Dancing in the Air

Dancing in the Air

Who said ballet is elitist? Who said that it is a discipline for exclusive spaces, destined for the acknowledged and not for any old audience?

Not true. And it is proved by the Delrevés company with their show Finale, on Wednesday 26th August at 8pm, who will put the final touch to the Summer Nights at CaixaForum, which this year has weathered the health emergency by reinventing itself in a new virtual format.

Delrevés, Finale. Photo: Frank Díaz.

Finale is the farewell performance of the programme of music and dramatic art that has enlivened all the Wednesdays in July and August, underlining the commitment of the la Caixa Foundation to culture and its diffusion.

With Finale, Delrevés takes classical dance out of the famous theatres, distancing itself from the glitz, the velvet and the springy seats normally associated with it, and takes it into the open air, into the urban space where everyone can enjoy it without feeling inhibited by the surroundings. But that is not all, because Delrevés is no ordinary dance company – it is a vertical dance company. In other words the performers do not dance on the floor but in the air, and their stage is not a wooden or linoleum platform but the façade of a building. “In vertical dance the choreography changes according to the architecture, its curves and profiles, windows and balconies, which add interest but also danger to the design”, explains Eduardo (Dudu) Torres, who founded the company together with Saioa Fernández in Barcelona in 2007.

Finale is designed to be performed on two façades of the CaixaForum building which give onto the Carrer de Mèxic and the audience would have enjoyed the show from the interior courtyard of the cultural centre. However, the pandemic and the impossibility of maintaining social distancing has meant that the performance had to be pre-recorded and broadcast by internet.

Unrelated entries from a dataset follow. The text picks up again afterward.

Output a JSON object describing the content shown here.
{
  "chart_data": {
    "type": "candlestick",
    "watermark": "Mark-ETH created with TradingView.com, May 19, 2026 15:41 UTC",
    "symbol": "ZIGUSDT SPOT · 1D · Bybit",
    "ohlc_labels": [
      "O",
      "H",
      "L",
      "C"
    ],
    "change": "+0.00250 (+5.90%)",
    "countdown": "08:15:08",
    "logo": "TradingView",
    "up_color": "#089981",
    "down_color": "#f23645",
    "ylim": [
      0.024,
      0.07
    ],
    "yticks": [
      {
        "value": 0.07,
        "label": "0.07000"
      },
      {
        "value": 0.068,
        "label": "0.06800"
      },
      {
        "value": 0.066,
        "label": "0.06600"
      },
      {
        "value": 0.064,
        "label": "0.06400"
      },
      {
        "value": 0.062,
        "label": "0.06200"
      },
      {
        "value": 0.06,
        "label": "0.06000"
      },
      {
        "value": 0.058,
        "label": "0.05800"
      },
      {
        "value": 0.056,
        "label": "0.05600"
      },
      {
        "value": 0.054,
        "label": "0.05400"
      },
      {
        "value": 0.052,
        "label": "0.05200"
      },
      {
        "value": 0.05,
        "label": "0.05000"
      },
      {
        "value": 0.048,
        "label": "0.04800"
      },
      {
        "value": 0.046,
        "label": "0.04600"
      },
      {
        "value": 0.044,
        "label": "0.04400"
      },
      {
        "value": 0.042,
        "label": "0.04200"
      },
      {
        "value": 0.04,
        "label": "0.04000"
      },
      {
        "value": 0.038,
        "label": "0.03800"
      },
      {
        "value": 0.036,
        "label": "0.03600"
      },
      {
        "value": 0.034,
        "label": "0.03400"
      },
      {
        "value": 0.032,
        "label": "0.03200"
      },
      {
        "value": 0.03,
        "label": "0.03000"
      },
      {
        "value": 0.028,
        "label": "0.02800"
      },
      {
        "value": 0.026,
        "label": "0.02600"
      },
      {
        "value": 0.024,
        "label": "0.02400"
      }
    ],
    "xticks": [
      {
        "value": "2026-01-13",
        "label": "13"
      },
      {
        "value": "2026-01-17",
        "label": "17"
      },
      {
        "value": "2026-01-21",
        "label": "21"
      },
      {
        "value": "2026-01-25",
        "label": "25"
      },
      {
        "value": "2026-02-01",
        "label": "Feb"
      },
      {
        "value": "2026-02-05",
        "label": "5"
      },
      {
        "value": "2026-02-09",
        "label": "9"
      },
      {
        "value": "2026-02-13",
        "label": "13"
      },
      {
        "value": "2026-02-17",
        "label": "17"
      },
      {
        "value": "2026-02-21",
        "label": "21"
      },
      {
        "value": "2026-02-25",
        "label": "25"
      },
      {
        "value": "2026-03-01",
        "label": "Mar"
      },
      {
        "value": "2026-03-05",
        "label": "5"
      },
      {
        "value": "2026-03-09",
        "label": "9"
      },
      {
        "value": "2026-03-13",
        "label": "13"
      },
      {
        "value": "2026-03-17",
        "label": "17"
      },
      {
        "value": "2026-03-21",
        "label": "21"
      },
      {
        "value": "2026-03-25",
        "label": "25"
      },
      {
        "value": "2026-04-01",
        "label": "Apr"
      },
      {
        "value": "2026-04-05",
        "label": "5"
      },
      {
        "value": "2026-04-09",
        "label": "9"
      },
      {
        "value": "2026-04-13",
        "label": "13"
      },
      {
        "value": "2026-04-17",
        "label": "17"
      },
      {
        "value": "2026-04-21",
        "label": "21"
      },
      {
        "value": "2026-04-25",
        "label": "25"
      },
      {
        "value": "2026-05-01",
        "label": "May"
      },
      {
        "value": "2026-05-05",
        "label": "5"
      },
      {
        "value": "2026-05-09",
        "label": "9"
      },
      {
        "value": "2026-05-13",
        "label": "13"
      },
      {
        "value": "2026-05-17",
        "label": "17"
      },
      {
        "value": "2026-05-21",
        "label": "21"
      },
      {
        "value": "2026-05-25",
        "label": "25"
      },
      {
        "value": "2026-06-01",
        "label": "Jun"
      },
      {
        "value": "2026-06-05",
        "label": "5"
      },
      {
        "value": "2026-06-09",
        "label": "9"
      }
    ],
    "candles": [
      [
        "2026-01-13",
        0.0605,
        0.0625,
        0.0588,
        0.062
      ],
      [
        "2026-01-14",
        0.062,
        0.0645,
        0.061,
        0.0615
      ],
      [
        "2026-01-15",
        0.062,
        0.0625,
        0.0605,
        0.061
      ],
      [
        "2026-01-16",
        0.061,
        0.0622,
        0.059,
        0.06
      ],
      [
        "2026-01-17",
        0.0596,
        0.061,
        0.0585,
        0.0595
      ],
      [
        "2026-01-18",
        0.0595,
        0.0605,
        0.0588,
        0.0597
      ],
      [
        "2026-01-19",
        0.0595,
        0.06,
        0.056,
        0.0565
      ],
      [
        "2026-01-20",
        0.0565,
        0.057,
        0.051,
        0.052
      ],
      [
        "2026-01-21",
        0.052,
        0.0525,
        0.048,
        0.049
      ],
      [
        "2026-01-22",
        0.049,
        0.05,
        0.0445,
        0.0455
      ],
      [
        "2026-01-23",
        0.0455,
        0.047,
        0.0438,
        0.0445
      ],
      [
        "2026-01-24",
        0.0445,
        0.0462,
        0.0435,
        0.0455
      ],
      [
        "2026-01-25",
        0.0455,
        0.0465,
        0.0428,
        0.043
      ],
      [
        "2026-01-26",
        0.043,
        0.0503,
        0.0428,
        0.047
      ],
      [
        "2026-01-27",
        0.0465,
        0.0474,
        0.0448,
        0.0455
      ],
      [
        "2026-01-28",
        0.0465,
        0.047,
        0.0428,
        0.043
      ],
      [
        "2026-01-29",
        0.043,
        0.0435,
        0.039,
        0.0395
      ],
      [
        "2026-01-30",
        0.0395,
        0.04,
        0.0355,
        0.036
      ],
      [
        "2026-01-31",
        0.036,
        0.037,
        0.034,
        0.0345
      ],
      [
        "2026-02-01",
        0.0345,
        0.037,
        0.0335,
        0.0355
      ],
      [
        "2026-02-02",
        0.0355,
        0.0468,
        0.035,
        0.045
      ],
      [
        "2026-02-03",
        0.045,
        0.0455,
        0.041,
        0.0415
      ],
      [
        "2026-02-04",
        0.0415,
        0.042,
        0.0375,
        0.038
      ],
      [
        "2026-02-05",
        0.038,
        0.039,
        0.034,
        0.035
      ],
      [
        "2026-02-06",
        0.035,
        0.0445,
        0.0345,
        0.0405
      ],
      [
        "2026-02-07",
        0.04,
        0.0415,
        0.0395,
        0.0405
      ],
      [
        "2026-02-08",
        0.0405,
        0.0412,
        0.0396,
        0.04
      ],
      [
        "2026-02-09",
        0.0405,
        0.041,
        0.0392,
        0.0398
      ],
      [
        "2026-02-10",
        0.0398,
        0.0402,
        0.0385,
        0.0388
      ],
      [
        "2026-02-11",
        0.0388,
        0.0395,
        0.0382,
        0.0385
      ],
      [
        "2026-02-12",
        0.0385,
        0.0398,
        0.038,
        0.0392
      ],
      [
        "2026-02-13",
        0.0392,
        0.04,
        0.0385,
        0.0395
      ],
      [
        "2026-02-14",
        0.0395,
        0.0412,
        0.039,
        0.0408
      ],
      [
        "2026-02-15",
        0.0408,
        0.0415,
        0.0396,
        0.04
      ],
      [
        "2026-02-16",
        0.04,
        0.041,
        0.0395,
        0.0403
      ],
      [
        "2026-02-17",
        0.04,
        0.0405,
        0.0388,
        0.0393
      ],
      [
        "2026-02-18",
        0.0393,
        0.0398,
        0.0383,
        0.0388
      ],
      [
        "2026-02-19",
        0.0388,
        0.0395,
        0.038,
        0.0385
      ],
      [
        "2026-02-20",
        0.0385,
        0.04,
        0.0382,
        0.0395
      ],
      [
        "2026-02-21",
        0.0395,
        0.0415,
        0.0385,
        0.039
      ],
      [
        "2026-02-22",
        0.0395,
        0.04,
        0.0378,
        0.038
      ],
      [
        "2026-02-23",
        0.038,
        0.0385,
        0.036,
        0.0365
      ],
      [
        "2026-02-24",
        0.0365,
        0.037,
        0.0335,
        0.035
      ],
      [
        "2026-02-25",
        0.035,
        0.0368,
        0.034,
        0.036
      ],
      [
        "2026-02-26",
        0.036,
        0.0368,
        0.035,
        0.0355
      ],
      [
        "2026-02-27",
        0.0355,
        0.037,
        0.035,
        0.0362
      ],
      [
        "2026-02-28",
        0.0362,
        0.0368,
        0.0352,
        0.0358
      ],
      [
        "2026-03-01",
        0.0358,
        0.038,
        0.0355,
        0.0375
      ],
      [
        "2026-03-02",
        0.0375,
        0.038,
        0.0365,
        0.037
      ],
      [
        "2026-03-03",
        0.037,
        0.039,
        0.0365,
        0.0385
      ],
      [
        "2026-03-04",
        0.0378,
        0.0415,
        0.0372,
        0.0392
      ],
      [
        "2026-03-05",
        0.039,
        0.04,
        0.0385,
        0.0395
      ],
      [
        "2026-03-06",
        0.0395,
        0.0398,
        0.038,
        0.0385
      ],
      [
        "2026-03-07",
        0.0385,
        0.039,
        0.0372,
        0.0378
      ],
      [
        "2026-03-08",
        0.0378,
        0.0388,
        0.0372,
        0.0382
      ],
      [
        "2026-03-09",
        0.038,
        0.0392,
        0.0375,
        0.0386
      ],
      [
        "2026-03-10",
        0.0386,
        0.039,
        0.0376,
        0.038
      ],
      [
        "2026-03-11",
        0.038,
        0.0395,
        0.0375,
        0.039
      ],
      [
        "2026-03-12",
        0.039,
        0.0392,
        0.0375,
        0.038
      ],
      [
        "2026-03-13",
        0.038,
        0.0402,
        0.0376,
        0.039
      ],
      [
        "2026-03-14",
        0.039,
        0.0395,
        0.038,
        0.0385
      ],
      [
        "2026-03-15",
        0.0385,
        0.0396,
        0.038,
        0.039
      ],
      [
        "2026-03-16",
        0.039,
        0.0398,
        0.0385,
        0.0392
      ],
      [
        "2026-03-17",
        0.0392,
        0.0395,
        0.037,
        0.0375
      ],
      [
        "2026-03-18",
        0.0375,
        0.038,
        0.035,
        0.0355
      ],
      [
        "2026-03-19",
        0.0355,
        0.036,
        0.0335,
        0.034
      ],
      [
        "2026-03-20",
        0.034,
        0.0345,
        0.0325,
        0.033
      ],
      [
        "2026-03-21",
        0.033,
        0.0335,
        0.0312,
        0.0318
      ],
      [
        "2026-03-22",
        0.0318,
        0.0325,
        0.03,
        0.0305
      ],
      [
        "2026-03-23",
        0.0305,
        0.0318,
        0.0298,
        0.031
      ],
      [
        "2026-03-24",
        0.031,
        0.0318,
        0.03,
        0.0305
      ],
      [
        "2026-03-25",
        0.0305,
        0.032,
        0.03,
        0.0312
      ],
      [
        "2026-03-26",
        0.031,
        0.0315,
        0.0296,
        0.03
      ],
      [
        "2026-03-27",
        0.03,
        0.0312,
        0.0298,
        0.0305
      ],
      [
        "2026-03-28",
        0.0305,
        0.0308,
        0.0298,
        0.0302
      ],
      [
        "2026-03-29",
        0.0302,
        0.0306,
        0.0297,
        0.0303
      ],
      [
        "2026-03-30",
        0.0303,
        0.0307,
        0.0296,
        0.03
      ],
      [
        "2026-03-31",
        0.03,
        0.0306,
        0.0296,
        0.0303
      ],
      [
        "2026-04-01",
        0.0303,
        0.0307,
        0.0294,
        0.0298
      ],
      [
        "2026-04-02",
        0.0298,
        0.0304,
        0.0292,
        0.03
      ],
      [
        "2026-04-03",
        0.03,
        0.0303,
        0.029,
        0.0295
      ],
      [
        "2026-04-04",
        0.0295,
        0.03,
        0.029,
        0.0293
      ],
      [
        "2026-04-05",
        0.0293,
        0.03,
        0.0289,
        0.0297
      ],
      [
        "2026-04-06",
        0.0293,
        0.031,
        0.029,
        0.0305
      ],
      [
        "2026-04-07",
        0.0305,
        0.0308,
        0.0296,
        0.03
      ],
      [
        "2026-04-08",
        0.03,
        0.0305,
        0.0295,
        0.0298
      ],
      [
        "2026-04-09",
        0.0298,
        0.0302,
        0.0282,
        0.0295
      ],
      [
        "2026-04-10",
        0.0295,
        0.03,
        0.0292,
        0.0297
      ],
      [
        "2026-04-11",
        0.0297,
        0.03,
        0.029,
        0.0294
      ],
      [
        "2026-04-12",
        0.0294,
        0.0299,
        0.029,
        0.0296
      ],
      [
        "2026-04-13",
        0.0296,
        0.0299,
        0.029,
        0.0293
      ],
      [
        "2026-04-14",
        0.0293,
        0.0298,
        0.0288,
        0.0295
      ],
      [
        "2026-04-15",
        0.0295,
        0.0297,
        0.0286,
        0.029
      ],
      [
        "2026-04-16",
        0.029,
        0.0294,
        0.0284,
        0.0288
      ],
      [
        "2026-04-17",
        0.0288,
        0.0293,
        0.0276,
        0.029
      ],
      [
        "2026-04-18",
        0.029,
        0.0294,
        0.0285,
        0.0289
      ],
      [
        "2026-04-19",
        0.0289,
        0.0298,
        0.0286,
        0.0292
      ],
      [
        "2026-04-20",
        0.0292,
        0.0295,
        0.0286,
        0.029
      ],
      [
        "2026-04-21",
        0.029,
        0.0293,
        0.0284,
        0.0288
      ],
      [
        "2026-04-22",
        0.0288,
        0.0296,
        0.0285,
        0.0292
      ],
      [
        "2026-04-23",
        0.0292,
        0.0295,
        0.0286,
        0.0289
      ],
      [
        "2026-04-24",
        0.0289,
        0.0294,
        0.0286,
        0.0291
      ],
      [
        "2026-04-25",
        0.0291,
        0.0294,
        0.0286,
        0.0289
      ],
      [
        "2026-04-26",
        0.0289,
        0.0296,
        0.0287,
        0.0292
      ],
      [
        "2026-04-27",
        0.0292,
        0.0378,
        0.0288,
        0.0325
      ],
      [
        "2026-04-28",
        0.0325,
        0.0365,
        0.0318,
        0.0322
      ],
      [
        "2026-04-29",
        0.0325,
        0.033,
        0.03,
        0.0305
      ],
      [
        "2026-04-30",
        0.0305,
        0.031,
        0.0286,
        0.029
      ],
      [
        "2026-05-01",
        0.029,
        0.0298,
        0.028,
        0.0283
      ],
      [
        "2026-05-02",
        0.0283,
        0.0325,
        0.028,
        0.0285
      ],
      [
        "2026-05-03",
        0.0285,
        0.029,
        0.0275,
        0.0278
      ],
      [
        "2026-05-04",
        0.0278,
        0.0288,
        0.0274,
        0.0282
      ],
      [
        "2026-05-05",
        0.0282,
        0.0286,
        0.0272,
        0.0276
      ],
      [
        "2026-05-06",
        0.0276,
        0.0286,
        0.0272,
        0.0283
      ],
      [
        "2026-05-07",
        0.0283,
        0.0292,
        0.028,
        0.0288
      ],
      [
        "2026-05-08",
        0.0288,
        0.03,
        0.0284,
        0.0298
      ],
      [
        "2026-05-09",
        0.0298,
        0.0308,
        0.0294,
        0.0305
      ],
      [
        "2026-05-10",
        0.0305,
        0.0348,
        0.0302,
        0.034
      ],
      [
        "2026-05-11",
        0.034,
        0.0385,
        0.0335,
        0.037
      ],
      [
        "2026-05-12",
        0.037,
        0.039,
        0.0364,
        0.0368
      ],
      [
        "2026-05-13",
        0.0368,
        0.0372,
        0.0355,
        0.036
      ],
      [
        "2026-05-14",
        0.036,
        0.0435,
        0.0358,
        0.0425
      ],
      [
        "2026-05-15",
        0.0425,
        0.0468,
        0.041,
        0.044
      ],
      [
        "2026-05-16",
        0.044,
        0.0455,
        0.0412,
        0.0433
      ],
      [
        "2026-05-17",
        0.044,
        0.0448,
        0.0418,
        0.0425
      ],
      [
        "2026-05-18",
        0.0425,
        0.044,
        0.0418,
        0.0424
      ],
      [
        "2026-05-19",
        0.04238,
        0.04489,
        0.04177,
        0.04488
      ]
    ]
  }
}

It will then be available on the CaixaForum Digital Agora, together with the other shows in this series.

“The show takes these well-known pieces into the urban space and decontextualizes them”.

“Watching ballet online is not all drawbacks. You can see certain details and frames that perhaps would have been lost in a live performance” says Saioa Fernández. Finale, which lasts 20 minutes, takes a series of ballet pieces, which form part of the popular classics such as The Nutcracker Suite and Giselle into the air, and it end with the death of the swan and the phoenix rising from the ashes. “The show takes these well-known pieces into the urban space and decontextualizes them, while keeping the typical costumes – pointe pumps and tutus and the classical ballet movements, although there are some that cannot be reproduced exactly such as pirhouettes”, continues Fernández, who will be one of the two ballerinas on the stage together with Sheila Ferrer, while her partner Eduardo Torres, who has an interesting background in classical dance and the martial arts, will not be dancing on this occasion.

The particularity of this discipline, created for open spaces, has enabled the company to save 50 per cent of this year’s tour, which alongside Finale includes a performance of Uno, a piece combining classical and contemporary dance. For the thirteen years that they have been dancing on façades of building across the world, Delrevés has experimented with acrobatic techniques, although removed from the circus-sense of the word, and technological resources such as projectors and digital effects. “In Guateque we told a story with live music, mixing pre-recorded images with live ones”, the artists explain. For 2021 they have a particularly risky and experimental proposal in mind: the premiere performance of a bigger and more complex piece involving the building of a wall ex profeso, something they have never done before.